Thank you for the excellent tips, rstanley. I'll do what you suggest. Meanwhile, please suggest a program to replace splint because I don't think anyone ported lint to MacOS. That OS doesn't even come with yacc and bison. Then again, I'll think I'm cheating to use a parser generator when I write a compiler.

Naturally, I know that sane programmers don't want to reinvent the wheel. So I realize that a parser generator would save me plenty of work and even a headache or two. But I want to learn how to write elegant code on my own. If you've read any programs a from a parser generator, you know it won't make you exclaim, "Wow, that's gorgeous."

You should have seen the lousy Cobol programs I maintained years ago. I still hate the wordy language. When I program, I want my code's meaning to be clear to anyone who knows the language I wrote it in. But that goal is hard to reach when you need about 20 lines to write a "Hello, world" program.

Though I don't mean to brag, in my Cobol days, only I knew how to find a square root in Cobol. Or so it seemed. Another programmer earned a B.S. degree in mathematics before his programming carer. Nobody there thought, "Aha, I'll raise a number to the half power."

I drove home, translated a Pascal function into Cobol, and handed the Cobol code to them mathematician who thought it contained in infinite loop. But another guy added my code the program that needed it. That code worked correctly the first time and forever after that. Maybe that convinced the other programmers that it was good for me to keep my head in the academic clouds, though I risked getting my nose sideswiped by a Boeing 767.
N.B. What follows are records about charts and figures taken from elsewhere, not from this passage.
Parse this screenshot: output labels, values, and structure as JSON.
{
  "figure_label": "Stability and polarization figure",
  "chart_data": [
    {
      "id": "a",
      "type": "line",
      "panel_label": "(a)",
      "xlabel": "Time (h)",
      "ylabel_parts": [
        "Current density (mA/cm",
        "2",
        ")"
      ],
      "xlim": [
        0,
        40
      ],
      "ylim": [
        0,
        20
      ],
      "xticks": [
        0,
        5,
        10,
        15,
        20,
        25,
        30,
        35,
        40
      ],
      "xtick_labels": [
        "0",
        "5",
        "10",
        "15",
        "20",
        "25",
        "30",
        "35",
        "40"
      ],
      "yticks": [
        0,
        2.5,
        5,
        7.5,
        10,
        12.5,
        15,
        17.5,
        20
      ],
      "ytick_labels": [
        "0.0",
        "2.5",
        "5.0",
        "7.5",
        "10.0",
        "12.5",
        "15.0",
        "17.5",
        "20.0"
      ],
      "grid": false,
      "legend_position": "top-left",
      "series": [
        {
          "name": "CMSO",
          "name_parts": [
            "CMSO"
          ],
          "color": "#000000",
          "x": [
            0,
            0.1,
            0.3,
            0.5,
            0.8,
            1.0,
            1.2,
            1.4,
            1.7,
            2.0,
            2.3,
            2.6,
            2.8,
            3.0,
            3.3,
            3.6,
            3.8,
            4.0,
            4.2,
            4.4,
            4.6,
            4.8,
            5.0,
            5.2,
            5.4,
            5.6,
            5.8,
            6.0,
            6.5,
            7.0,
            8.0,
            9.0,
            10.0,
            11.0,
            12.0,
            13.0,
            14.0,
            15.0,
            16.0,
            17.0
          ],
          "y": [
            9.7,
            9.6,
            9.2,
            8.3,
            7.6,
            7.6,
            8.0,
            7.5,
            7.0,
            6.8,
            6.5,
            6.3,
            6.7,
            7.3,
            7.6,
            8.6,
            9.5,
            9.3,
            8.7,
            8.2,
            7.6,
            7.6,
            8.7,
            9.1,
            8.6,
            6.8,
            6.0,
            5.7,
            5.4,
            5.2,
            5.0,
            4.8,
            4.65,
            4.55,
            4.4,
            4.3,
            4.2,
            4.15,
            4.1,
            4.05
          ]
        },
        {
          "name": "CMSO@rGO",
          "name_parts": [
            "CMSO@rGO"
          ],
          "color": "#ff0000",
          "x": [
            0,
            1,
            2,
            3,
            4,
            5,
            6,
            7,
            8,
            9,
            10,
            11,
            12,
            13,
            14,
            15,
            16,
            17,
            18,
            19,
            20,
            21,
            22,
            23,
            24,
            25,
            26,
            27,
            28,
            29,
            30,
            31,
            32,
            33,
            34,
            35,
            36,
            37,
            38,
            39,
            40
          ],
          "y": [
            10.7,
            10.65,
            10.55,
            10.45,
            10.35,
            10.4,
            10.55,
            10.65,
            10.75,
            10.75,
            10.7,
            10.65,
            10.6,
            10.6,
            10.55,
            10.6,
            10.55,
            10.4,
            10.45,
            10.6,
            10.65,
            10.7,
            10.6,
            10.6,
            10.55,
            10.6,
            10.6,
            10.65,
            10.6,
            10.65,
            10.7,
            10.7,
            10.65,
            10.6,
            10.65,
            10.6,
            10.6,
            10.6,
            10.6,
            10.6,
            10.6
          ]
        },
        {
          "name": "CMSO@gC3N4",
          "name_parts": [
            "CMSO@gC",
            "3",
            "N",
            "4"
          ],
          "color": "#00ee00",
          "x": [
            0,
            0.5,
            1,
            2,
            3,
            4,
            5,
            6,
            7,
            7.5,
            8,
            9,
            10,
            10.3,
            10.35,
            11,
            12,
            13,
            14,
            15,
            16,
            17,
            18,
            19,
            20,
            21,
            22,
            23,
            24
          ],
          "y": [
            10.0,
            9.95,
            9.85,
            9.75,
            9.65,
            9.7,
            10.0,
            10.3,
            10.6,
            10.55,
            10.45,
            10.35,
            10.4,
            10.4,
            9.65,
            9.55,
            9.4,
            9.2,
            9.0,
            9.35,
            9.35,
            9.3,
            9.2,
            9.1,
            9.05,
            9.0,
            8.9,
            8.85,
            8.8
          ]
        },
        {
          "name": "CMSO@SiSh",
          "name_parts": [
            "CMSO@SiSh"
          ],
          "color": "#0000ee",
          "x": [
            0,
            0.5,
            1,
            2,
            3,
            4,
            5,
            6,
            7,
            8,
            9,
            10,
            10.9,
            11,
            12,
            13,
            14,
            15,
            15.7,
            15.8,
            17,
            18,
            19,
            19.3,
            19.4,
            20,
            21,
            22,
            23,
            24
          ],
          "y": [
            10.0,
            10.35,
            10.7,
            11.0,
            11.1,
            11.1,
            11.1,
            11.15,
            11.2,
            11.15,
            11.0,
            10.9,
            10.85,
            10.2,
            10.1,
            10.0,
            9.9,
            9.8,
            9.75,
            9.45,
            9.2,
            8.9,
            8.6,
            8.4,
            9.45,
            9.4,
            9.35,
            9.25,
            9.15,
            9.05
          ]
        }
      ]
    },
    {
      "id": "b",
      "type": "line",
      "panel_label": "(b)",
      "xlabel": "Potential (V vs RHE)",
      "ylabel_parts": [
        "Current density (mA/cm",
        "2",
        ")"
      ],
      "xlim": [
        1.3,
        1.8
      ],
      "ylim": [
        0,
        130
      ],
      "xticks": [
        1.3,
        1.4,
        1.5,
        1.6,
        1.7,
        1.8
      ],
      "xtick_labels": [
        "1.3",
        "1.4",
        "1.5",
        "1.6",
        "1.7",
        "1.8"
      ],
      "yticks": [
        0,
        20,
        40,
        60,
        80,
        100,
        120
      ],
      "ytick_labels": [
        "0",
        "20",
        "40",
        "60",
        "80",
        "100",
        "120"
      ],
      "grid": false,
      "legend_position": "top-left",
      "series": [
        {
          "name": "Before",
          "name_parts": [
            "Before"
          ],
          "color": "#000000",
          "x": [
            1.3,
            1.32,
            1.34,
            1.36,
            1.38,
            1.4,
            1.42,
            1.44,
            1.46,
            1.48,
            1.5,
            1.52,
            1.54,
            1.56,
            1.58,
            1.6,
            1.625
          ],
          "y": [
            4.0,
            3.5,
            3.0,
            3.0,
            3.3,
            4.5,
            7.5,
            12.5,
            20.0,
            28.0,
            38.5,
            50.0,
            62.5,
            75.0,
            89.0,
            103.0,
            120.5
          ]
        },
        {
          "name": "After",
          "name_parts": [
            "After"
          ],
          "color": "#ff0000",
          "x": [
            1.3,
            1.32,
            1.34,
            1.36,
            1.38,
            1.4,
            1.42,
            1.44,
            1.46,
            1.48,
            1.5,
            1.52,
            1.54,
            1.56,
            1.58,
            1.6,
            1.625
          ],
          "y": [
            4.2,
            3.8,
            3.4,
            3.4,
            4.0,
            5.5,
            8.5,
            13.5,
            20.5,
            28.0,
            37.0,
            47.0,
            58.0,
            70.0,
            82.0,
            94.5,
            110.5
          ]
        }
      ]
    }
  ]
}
Then again, it disappointed me to know the square root "function" was the only original code I put into production back then. I longed for a day when my boss would let me write a program from scratch because my AI professor said I wrote "damn good code." That boss handed me a specification for a new program before we discovered that his boss decided to lay me off. Yes, I do mean "layoff." It's not a euphemism for getting fired. A few mons later, the company went out of business.